Several non-profit organizations reacted with mass media campaigns highlighting the health risks of soft-drink consumption and calling for the removal of all junk food and related marketing from children’s lives.

Also in 2013, the government announced its National Strategy for the Prevention and Control of Overweight, Obesity and Diabetes and enacted the groundbreaking 10% “soda tax” on sugar-sweetened beverages (SSB) the following year.

Despite this, Mexico continues to have one of the highest per capita soft drink consumption rates in the world, and the National Association of Producers of Refreshments and Carbonated Water (ANPRAC) told Food Navigator-LATAM​ that the soda tax has been ineffective in reducing obesity. In 2016, type 2 diabetes was tied to more than 100,000 premature deaths, prompting the Ministry of Health to declare an epidemiological emergency. 

Lopez Abrado, the only candidate in the 2018 election to commit to raising the health budget, says social security in Mexico now allocates 16 billion pesos ($808,790,000) alone for hemodialysis.

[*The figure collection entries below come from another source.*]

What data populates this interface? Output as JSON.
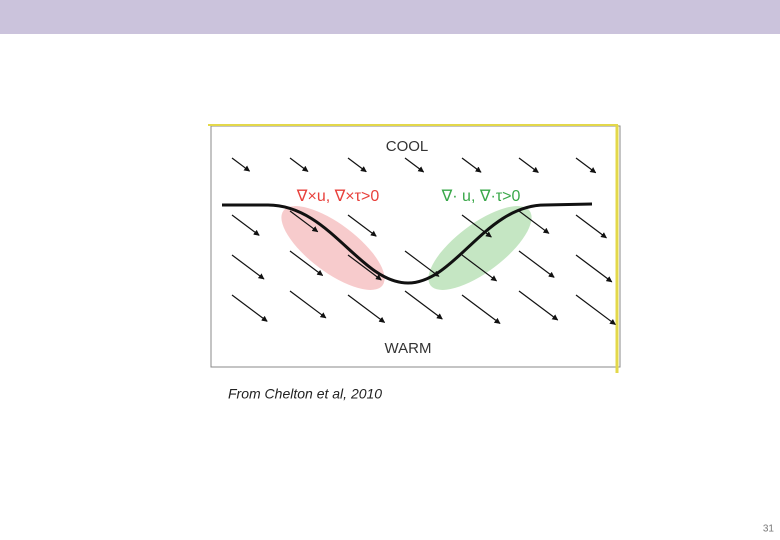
{
  "slide": {
    "figure": {
      "top_label": "COOL",
      "left_label": "∇×u, ∇×τ>0",
      "right_label": "∇· u, ∇·τ>0",
      "bottom_label": "WARM"
    },
    "caption": "From Chelton et al, 2010",
    "page_number": "31"
  }
}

Although the details of the president’s campaign have yet to be announced, health experts like the International Network for Food and Obesity/NCDs Research, Monitoring and Action Support (INFORMAS) urge a multisectoral approach that goes beyond education campaigns to concrete actions in front-of-package labeling, lobbying circles, supermarket aisles, budget formulation and school lunchrooms.